La consommation de tabac a augmenté de deux points en cinq ans. La faute à la crise ? C'est chez les chômeurs que l'on constate l'augmentation de consommation la plus forte : ils étaient 43,5% de fumeurs en 2005, ils sont aujourd'hui presque un sur deux (49,6%), selon le nouveau baromètre santé de l'Institut national de prévention et d'éducation pour la santé (INPES). (Télécharger le document)
Ces résultats tombent alors qu'une nouvelle hausse de 6% du prix des paquets de cigarettes est annoncée pour novembre. La dernière augmentation, il y un an, n'a donc pas eu l'effet escompté.
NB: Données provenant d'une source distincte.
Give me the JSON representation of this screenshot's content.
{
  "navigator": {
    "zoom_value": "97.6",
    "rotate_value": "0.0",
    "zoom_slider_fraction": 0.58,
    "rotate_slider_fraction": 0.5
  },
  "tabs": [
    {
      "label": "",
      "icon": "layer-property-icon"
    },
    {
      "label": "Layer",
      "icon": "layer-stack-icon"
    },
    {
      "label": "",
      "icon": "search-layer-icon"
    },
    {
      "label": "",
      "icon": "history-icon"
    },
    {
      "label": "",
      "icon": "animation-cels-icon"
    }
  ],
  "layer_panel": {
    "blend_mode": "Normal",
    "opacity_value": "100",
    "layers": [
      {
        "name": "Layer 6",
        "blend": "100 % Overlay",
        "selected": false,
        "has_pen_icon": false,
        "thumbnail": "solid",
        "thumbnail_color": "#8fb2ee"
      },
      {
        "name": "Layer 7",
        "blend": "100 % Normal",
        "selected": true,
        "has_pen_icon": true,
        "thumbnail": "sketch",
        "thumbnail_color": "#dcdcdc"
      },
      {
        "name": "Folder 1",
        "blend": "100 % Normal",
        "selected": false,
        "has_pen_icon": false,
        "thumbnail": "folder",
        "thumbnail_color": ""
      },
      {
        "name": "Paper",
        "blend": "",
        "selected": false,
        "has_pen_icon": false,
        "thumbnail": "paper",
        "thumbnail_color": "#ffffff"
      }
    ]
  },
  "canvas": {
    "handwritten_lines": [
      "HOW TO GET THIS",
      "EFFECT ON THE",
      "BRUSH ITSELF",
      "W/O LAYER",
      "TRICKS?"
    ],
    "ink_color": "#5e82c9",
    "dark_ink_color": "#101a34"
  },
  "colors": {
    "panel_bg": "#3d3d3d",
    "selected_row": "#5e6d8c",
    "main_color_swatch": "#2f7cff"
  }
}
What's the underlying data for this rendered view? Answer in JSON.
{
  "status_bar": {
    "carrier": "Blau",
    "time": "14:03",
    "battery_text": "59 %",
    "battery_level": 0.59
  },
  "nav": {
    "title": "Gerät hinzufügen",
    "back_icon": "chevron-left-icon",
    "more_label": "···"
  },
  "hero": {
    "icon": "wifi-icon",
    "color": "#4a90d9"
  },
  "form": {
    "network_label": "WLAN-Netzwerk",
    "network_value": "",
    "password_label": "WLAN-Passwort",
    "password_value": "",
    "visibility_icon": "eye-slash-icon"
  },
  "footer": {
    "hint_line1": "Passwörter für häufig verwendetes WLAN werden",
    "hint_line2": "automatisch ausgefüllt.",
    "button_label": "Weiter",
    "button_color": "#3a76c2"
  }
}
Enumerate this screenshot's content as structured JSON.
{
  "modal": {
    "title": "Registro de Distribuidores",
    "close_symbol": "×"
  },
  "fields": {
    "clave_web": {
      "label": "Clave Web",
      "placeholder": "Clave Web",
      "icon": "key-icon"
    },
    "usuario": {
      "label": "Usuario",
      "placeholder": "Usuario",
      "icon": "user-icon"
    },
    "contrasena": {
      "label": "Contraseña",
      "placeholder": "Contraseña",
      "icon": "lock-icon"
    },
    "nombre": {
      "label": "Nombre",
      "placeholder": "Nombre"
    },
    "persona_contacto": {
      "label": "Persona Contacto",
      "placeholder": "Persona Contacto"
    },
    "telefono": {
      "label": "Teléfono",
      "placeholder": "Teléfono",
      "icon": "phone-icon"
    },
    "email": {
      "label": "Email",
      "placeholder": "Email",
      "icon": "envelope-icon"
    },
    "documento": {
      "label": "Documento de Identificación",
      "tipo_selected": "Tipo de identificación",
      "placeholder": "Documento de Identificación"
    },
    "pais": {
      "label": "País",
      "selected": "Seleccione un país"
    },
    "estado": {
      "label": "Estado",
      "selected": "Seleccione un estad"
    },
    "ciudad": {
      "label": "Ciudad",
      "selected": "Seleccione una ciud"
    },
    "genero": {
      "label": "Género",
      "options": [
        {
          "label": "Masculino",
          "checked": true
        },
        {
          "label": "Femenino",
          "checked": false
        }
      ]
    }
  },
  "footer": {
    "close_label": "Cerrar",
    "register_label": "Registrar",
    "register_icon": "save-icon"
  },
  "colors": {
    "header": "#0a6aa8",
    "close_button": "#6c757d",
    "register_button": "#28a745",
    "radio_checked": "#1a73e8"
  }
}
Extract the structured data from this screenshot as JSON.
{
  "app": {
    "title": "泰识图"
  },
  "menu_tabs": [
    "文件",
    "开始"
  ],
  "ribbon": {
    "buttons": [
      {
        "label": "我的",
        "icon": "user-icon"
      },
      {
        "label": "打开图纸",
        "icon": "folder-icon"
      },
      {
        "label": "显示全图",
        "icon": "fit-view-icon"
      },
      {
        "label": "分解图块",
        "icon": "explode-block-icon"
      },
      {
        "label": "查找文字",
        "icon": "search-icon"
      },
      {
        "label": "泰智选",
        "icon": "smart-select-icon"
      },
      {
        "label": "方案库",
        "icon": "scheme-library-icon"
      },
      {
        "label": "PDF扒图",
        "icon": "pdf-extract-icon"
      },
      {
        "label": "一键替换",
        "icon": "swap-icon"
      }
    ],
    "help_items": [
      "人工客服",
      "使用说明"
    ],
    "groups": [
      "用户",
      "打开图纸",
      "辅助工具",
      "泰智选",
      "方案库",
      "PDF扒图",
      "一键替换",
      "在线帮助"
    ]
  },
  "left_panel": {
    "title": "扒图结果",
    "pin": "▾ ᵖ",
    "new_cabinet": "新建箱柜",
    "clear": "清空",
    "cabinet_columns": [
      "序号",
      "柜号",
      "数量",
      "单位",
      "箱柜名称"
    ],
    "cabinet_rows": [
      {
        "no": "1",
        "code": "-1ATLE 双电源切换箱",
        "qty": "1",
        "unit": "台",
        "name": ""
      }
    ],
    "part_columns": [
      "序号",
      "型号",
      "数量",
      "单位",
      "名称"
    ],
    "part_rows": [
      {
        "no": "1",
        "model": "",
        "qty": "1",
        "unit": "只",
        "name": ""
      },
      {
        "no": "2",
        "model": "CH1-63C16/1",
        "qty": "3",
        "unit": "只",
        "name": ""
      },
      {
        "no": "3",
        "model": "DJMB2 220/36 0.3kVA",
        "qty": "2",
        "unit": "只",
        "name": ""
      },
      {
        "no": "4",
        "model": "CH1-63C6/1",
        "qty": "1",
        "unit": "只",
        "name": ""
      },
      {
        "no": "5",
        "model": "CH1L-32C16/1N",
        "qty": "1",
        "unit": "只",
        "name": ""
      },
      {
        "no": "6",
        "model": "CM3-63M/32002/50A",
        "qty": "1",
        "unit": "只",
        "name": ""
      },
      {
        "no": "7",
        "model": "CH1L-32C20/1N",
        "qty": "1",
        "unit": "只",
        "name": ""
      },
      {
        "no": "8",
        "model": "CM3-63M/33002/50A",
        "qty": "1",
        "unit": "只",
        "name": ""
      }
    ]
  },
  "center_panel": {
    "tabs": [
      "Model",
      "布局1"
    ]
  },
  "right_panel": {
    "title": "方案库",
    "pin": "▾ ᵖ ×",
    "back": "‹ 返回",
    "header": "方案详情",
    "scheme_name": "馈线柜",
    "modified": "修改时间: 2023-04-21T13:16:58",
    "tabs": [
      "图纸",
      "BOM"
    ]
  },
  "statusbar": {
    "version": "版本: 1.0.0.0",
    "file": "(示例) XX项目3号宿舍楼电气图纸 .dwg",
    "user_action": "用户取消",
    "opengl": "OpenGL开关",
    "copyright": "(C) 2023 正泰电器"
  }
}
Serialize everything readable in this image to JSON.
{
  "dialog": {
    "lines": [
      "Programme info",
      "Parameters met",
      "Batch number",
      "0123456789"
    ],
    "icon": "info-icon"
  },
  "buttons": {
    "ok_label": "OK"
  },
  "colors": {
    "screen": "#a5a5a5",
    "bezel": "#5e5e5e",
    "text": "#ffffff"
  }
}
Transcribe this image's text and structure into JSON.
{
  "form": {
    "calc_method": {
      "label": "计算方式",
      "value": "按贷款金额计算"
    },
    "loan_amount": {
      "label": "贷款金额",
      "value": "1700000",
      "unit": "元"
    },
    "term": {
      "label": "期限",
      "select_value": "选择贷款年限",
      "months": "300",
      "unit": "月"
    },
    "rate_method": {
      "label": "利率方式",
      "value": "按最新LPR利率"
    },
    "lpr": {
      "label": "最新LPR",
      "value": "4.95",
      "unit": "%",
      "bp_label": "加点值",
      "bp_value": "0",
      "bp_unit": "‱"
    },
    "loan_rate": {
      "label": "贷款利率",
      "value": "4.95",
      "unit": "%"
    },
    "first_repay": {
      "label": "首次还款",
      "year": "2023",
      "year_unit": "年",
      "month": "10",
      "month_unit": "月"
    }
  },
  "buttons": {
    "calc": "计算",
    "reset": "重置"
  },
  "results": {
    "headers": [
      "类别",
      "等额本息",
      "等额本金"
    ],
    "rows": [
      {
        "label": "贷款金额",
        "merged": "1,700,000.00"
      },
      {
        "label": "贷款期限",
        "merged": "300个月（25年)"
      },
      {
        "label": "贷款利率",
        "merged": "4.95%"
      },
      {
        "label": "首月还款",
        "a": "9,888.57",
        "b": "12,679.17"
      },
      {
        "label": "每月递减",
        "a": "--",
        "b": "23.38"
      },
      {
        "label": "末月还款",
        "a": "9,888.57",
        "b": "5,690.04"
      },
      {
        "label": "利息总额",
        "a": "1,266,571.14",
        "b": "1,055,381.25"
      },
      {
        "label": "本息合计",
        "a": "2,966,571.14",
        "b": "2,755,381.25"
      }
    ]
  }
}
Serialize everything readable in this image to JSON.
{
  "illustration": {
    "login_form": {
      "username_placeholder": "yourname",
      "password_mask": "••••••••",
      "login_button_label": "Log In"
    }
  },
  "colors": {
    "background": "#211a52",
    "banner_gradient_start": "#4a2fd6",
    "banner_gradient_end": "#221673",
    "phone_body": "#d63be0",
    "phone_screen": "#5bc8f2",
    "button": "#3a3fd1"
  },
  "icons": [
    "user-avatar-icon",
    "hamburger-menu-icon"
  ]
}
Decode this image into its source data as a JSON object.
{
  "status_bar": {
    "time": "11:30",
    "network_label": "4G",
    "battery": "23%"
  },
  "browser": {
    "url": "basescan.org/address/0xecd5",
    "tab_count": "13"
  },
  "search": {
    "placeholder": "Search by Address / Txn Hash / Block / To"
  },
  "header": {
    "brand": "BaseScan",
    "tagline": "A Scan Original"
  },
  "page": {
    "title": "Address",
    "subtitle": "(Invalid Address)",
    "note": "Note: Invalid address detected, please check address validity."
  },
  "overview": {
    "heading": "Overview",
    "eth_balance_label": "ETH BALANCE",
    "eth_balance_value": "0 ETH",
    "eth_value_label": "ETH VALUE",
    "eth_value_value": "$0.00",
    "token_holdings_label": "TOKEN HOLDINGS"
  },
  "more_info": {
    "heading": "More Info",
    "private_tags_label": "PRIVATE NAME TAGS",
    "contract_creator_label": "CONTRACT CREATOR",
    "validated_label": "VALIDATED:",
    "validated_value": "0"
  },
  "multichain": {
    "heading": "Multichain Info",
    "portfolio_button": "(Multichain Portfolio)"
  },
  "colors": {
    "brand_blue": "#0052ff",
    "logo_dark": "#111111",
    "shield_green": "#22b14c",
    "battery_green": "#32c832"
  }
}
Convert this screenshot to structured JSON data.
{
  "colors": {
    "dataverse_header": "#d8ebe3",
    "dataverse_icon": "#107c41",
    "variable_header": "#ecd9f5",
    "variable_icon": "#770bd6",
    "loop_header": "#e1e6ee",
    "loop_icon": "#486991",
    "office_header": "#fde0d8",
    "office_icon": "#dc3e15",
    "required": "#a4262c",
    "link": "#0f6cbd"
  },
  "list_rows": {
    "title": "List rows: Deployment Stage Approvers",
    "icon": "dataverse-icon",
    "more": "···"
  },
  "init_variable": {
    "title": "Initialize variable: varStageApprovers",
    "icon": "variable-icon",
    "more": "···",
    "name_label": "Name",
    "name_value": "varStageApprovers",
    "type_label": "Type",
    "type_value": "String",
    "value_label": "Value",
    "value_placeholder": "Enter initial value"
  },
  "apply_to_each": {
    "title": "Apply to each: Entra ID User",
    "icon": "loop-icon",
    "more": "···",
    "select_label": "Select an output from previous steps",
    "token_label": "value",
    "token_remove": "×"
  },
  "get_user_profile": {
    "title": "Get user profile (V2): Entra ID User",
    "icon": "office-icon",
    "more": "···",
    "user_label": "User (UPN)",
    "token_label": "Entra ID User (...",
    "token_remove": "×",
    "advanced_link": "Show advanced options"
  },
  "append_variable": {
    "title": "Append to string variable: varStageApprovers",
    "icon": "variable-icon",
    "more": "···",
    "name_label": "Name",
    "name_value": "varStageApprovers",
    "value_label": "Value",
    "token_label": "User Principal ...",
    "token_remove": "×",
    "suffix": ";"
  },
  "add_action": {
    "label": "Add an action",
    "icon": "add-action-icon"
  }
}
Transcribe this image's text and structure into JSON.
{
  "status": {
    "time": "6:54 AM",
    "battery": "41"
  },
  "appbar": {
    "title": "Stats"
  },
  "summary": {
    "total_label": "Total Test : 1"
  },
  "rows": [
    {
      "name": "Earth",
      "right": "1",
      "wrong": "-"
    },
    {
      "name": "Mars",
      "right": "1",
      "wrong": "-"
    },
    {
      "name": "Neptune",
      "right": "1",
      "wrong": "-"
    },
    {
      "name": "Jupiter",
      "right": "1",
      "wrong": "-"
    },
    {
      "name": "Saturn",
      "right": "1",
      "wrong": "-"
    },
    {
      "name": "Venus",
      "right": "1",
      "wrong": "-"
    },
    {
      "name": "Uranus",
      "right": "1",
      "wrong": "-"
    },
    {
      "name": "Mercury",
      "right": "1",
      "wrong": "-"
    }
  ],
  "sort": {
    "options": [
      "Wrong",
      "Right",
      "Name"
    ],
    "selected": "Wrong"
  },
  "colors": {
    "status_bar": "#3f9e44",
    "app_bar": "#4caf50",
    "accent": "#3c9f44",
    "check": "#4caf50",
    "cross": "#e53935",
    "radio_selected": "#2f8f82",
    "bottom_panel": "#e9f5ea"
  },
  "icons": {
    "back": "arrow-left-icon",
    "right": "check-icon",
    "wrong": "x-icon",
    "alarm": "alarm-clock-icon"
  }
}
Ce qui confirme que la dépendance est bien une affaire qui dépasse la question du pouvoir d'achat.
Les mauvais chiffres de la hausse du tabac s'expliquent, selon la ministre de la Santé Roselyne Bachelot notamment par « l'effet crise ». L'INPES souligne qu'« une mauvaise situation matérielle n'incite pas à se préoccuper de sa santé ».
Ce qu'une étude de Patrick Peretti-Watel et de Jean Constance, de février 2009 dans la revue Déviance et Société, explique ainsi :
« Ils en ont besoin pour gérer leur stress, pour s'accorder un moment de bonheur, pour combler le vide d'une existence à la fois sans travail et sans les ressources nécessaires pour profiter de leur “ temps libre ”, pour se sentir moins seul… »
« On fume, quitte à se passer de nourriture »
Sur le blog Unairneuf.org, Luc Dussart, consultant en arrêt du tabac, va plus loin concernant « L'arrêt du tabac pour les pauvres » :
« Une fois que l'on est accroché par la dépendance, quel qu'en soit le prix, on fume, quitte à se passer de nourriture ou d'autres biens essentiels. »
Comment faire baisser la consommation chez les chômeurs ? Le Comité national contre le tabagisme (CNT) met en cause une « absence de stratégie et de volonté politique pour réduire la consommation de tabac ». Selon lui, seule une hausse de 10% pourrait avoir un impact réel sur le niveau de consommation des fumeurs issus de populations défavorisées. Interrogée par Rue89, sa directrice, Emmanuelle Béguinot, insiste :
« On sait que l'élément du coût est déterminant dans l'arrêt du tabac de ces populations. »
L'Office français de prévention du tabagisme (OFT) quant à lui, insiste sur l'importance du remboursement des substituts nicotiniques − dont une enquête de Rue89 met en doute l'efficacité. Ils sont actuellement financés à hauteur de 50 euros par an et par personne, soit un mois de traitement.
Roselyne Bachelot a annoncé un relèvement de ce forfait à 150 euros pour les bénéficiaires de la Couverture maladie universelle (CMU) et « une action spécifique » en partenariat avec Pôle emploi.
« Cesser de stigmatiser le fumeur comme un paria »
Problème : les chômeurs doivent souvent payer de leur poche une partie du traitement. Mais surtout, estime Luc Dussart :
« Ils ne sont pas demandeurs. Ils considèrent que la seule chose qu'il leur reste, c'est la clope. »
Une étude menée par la CNAMTS dans trois régions (Alsace, Basse-Normandie, Languedoc-Roussillon) a d'ailleurs conclu à l'inefficacité de la délivrance gratuite de substituts nicotiniques à des bénéficiaires de la CMU.
En Ecosse, un programme d'incitation financière pour arrêter de fumer a même été stoppé, considérant qu'« il n'avait pas eu d'impact sur la réduction du tabagisme ». Luc Dussart plaide pour une démédicalisation générale de l'arrêt du tabac :
« La solution est sociale. La bonne démarche est de mettre en place un contexte psycho-social et non médical. Il faut commencer par réhabiliter l'estime que le fumeur peut avoir de lui, et cesser de le stigmatiser comme un paria. »
Une récente enquête anglo-saxonne tend à prouver que les fumeurs boivent plus que les autres et ont plus souvent des maladies mentales. La coupe est vraiment pleine.